Bouchra Khalili, The Mapping Journey Project

Bouchra Khalili, The Mapping Journey Project


Exposition du 22 juin au 24 août 2013
Centre d'Art Passerelle, Brest

Entre 2008 et 2011, Bouchra Khalili s’est consacrée à la réalisation de The Mapping Journey Project, qui se compose de huit vidéos, les Mapping Journey, et de huit sérigraphies, The Constellations. Ces projets visent à « cartographier » dans l’aire méditerranéenne des voyages clandestins, qui épousent ceux de l’artiste, de Marseille à Ramallah, de Bari à Rome, de Barcelone à Istanbul.

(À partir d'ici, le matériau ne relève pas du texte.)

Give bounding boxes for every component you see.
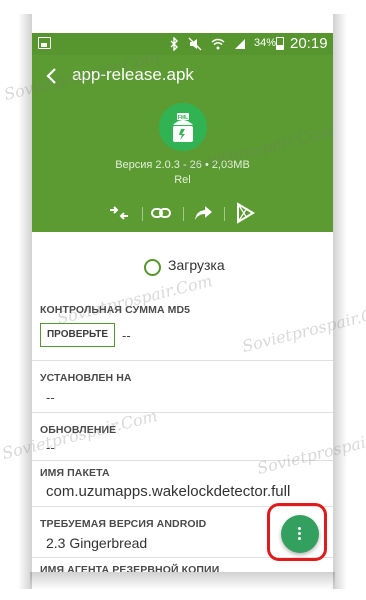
mute-icon bbox=[188, 37, 202, 51]
action-separator bbox=[224, 207, 225, 221]
frame-shadow-right bbox=[333, 14, 347, 589]
compare-icon[interactable] bbox=[108, 202, 130, 224]
frame-shadow-bottom bbox=[30, 572, 335, 590]
divider bbox=[32, 412, 333, 413]
app-icon: FML bbox=[159, 103, 207, 151]
more-vert-icon bbox=[298, 527, 302, 541]
play-store-icon[interactable] bbox=[234, 202, 256, 224]
status-bar: 34% 20:19 bbox=[32, 33, 333, 55]
clock: 20:19 bbox=[290, 35, 328, 52]
gallery-notification-icon bbox=[38, 37, 51, 49]
more-options-fab[interactable] bbox=[281, 515, 319, 553]
md5-value: -- bbox=[122, 328, 131, 343]
action-separator bbox=[142, 207, 143, 221]
installed-value: -- bbox=[46, 390, 55, 405]
app-icon-text: FML bbox=[178, 115, 188, 121]
status-circle-icon bbox=[144, 259, 161, 276]
android-version-value: 2.3 Gingerbread bbox=[46, 535, 148, 551]
signal-icon bbox=[235, 39, 245, 49]
download-status: Загрузка bbox=[32, 256, 333, 280]
battery-icon bbox=[276, 37, 284, 50]
backup-agent-label: ИМЯ АГЕНТА РЕЗЕРВНОЙ КОПИИ bbox=[40, 564, 220, 572]
divider bbox=[32, 360, 333, 361]
share-icon[interactable] bbox=[192, 202, 214, 224]
status-label: Загрузка bbox=[168, 257, 225, 273]
bluetooth-icon bbox=[170, 37, 178, 51]
status-icons bbox=[170, 36, 246, 52]
action-separator bbox=[183, 207, 184, 221]
link-icon[interactable] bbox=[150, 202, 172, 224]
package-label: ИМЯ ПАКЕТА bbox=[40, 467, 110, 479]
check-md5-button[interactable]: ПРОВЕРЬТЕ bbox=[40, 323, 115, 347]
phone-screen: 34% 20:19 app-release.apk FML Версия 2.0… bbox=[32, 33, 333, 572]
android-version-label: ТРЕБУЕМАЯ ВЕРСИЯ ANDROID bbox=[40, 518, 207, 530]
wifi-icon bbox=[211, 38, 225, 50]
android-app-icon: FML bbox=[159, 103, 207, 151]
action-bar bbox=[108, 202, 258, 226]
battery-percent: 34% bbox=[254, 37, 277, 49]
installed-label: УСТАНОВЛЕН НА bbox=[40, 372, 132, 384]
package-name-value: com.uzumapps.wakelockdetector.full bbox=[46, 483, 291, 500]
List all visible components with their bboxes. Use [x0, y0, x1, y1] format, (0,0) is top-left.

Le dispositif vidéo des Mapping Journey repose sur un plan fixe d’une grande frontalité où se révèle une "contre-géographie" fondée sur la parole et le geste. En faisant le récit de leur voyage et en le dessinant, des migrants confrontent leur parcours singulier à la normativité des cartes, révélant ainsi une autre cartographie, souterraine et invisible, qu’esquissent les trajectoires migratoires contemporaines.

Tournées en plan-séquence, chacune des vidéos s’attache à la confrontation entre un trajet singulier et la normativité de la cartographie. La grande frontalité du dispositif déploie ainsi la complexité d’un parcours alors même qu’elle s’exprime sur le support le plus schématique, dévoilant une “carte de la carte”, une carte à venir, dont les tracés sont à lire littéralement comme un récit.

Ce travail s’articule ainsi entre territoires et récits, trajets géographiques et dérives, pour donner à voir « la réalité radicale d’une situation économique et culturelle, sans qu’aucune possibilité de la fuir ne nous soit donnée. L’exil est ici la condition politique sine qua non de notre existence. » 

Les huit vidéos de la série forment ainsi un ensemble, qui dévoile une carte invisible, celle des routes clandestines en Méditerranée, une carte qui est aussi la traduction temporelle de ces récits, où l’existence se trouve en état de latence, irrémédiablement soumise à l’attente.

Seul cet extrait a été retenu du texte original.